Digital information volumes have skyrocketed in recent years, driven up by the increasing level of global interconnectivity and broadband penetration rates that have shone such a bright light on some of the most underserved nations in the world. Although this is certainly a positive trend that presents organizations with a wealth of opportunities to become more intelligent, efficient and profitable, the systems used to manage these massive volumes of information must be optimized for maximum returns.
For example, if a small business is still using a highly traditional approach to IT management and information governance, big data and other advanced analytics tools will simply not be viable options. The size, diversity and velocity of big data projects necessitate more modernized IT and communications frameworks and, luckily for entrepreneurs and mid-sized corporate decision-makers, the cloud is making the transition a bit easier and more viable for the average organization.
Cloud services can quickly transform a company from a traditional, legacy-oriented environment to one that is far less restrictive, which is especially important given the rise in mobility programs and telecommuting. With all of the information that is readily available on the Internet for analysis and general research, small business owners should be highly interested in technologies that will drive down expenditures while simultaneously bolstering the power of their IT frameworks.
In the past several years, researchers have already started to see how quickly the average organization is throwing out its old methods of IT provisioning and management and supplanting them with more modern cloud services. This has had a profound impact on the small business sector, with companies that were once too small to reach the cutting edge of technological deployments now taking a seat in the driver's position when it comes to investments and overhauls.
Integration of IT in the front
The International Data Corporation recently released the results of its latest Worldwide Quarterly Integrated Infrastructure and Platforms Tracker, which is a global analysis of purchases directed toward these types of technologies. According to analysts, integrated infrastructure and platform purchases increased by 33.8 percent last quarter when compared to the same period in 2013, now representing a $2.4 billion industry.
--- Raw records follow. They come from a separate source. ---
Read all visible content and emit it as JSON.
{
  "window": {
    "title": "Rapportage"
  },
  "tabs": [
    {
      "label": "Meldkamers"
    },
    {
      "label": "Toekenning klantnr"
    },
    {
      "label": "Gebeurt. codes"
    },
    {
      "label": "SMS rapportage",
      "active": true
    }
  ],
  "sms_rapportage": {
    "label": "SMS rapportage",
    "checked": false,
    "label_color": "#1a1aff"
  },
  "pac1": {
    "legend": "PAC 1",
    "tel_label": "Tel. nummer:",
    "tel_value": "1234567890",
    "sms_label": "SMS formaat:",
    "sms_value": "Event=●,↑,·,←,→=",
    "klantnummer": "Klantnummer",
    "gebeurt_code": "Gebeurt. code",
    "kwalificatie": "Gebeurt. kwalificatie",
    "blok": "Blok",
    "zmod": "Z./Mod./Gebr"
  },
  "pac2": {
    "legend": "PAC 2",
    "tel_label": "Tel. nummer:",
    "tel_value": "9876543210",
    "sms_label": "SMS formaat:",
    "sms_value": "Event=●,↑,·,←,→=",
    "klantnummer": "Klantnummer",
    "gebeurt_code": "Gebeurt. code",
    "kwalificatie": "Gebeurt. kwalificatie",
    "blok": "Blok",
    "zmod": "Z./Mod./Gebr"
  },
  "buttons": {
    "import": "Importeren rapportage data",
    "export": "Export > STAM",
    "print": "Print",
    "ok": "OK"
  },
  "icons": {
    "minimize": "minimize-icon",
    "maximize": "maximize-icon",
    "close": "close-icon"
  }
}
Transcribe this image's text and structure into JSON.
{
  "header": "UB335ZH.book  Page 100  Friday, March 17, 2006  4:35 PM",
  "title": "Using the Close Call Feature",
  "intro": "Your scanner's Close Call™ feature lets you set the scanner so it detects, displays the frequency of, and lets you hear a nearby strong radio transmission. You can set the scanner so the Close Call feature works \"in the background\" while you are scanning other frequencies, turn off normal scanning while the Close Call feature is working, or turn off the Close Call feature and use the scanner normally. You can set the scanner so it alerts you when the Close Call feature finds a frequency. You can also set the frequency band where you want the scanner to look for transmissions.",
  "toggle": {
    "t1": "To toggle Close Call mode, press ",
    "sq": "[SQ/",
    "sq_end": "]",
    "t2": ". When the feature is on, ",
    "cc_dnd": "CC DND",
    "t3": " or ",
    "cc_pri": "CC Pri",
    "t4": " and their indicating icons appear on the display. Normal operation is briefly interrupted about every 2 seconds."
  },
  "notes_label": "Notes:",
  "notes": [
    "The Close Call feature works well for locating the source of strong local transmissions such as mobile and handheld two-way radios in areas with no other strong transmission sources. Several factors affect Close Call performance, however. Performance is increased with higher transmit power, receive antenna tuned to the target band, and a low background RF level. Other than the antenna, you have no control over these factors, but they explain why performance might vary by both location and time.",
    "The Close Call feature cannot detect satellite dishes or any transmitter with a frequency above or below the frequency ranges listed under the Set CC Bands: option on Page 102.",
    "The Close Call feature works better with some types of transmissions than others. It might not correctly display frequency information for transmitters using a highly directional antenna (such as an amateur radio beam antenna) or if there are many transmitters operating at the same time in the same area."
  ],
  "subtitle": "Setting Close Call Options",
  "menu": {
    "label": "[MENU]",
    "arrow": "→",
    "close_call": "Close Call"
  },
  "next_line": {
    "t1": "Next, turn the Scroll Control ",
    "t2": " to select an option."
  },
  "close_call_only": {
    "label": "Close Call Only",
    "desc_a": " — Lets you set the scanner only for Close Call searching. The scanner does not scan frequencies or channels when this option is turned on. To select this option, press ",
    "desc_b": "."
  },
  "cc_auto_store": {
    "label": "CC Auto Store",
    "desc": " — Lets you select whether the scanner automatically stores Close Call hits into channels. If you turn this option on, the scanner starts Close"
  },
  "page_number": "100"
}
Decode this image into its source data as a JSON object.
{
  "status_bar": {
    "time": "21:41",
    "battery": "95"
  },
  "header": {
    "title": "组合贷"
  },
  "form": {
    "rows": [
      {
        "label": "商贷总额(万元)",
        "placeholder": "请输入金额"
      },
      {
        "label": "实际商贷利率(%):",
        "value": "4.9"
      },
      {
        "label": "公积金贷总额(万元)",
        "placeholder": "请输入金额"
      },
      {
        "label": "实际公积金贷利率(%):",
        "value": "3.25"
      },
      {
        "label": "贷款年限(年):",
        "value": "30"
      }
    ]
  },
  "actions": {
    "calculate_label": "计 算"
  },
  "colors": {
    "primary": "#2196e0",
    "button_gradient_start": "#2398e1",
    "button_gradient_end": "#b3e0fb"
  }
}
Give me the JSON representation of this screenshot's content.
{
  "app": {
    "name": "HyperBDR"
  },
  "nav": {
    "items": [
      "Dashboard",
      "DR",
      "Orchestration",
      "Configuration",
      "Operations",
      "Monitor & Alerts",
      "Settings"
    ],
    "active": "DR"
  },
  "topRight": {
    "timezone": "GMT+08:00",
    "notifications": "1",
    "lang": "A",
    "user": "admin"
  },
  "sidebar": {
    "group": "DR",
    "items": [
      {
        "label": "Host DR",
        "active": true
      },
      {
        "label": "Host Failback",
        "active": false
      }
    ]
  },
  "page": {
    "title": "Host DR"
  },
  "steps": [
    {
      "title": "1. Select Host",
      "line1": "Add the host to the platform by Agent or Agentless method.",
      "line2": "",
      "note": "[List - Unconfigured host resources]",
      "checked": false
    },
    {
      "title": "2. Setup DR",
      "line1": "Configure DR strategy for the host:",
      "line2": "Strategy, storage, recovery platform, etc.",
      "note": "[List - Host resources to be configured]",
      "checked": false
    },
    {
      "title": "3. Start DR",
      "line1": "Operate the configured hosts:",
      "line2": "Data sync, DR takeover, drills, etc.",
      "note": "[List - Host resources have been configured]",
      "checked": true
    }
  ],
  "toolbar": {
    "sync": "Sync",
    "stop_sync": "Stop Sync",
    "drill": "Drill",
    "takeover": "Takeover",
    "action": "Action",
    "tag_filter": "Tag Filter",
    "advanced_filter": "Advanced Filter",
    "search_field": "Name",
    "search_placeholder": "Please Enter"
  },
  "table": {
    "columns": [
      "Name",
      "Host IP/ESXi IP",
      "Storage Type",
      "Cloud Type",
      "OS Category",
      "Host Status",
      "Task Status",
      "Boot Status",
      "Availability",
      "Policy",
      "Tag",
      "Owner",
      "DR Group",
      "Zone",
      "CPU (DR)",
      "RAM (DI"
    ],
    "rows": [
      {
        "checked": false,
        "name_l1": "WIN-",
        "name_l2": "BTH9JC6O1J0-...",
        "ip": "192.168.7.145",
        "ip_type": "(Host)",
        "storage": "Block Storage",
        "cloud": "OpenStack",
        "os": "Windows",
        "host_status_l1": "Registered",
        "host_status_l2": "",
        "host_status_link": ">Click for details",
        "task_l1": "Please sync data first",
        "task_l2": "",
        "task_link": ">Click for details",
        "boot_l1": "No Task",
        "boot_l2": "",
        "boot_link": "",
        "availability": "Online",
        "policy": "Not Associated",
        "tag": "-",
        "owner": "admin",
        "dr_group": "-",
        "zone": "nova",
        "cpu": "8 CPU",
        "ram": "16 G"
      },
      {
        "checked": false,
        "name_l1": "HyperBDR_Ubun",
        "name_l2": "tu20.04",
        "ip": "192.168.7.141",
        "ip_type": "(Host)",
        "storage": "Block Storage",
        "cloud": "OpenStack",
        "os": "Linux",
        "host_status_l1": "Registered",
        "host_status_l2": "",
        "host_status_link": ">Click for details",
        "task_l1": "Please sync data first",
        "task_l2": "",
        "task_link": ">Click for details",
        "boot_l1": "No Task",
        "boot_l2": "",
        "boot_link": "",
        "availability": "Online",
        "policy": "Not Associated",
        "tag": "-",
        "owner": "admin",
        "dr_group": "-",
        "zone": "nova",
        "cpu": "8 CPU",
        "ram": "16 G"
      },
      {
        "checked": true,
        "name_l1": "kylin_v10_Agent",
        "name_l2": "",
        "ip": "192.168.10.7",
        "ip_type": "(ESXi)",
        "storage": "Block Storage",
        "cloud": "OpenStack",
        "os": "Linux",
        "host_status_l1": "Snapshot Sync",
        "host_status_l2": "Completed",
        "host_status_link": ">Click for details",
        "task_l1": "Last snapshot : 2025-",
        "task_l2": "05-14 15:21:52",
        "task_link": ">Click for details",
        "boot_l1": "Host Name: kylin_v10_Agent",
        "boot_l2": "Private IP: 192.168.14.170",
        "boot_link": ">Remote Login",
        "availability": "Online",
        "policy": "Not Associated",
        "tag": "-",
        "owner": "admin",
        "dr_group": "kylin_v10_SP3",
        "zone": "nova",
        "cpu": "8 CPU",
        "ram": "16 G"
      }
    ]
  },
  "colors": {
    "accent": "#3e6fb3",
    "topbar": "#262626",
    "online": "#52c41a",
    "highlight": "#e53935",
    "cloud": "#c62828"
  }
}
It should not take all that much effort to understand why integrated infrastructure and platform equipment is taking up so much of the average corporate budget when looking at the challenges presented by modern information governance.
"It's notable that sales of integrated systems have driven considerable and continued growth at a time when many portions of the enterprise infrastructure market have experienced lackluster results," Eric Sheppard, research director of storage for IDC, affirmed. "Integrated systems have clearly become a critical go-to market approach and an important source of growth for infrastructure suppliers looking to capitalize on a market need to reduce datacenter infrastructure inefficiencies."
The direct impact of these purchases was most clearly seen in the 833 petabytes of new storage the world created within integrated infrastructure and platform purchases, and this represented a 63.4 percent increase year-over-year. In a word, take note that these solutions are becoming more affordable, since far more storage capacity was created without an overwhelming rise in purchases.
"IDC continues to find enterprise customers bullish in their adoption of integrated systems; a greater number of customers are considering these solutions in their IT procurement decisions," added Jed Scaramella, research director for IDC's enterprise servers wing. "As a result, the integrated systems market is shaping up to be a competitive battleground for IT vendors. A critical win in the market translates into increased footprint within the customer base, usually at the expense of a competitor."
Certain vendors were more successful than others, with Cisco seeing a dramatic increase in revenues between the second quarter of 2013 and that of this year, to the tune of 38.3 percent.
What this means to small business
Entrepreneurs might not see the ways in which these types of trends will begin to impact their own operations all that quickly, but should recognize that this is clear evidence that markets are evolving in a highly intelligent fashion as the years progress. Small business owners who have not yet considered making the switch to cloud-based integrated infrastructure and platforms should certainly do so soon, as the financial and operational advantages of these initiatives can make all the difference in the long run.
Information volumes are going to continue to increase exponentially throughout the next few years, and having the storage environments necessary to scale up retained data will be critical to maintaining continuous operational performance improvements in the future. Furthermore, embracing these types of technologies will also open the door for other strategic initiative deployments including mobility and the Internet of Things, as modernized IT makes these trends a bit more palatable than traditional frameworks would allow.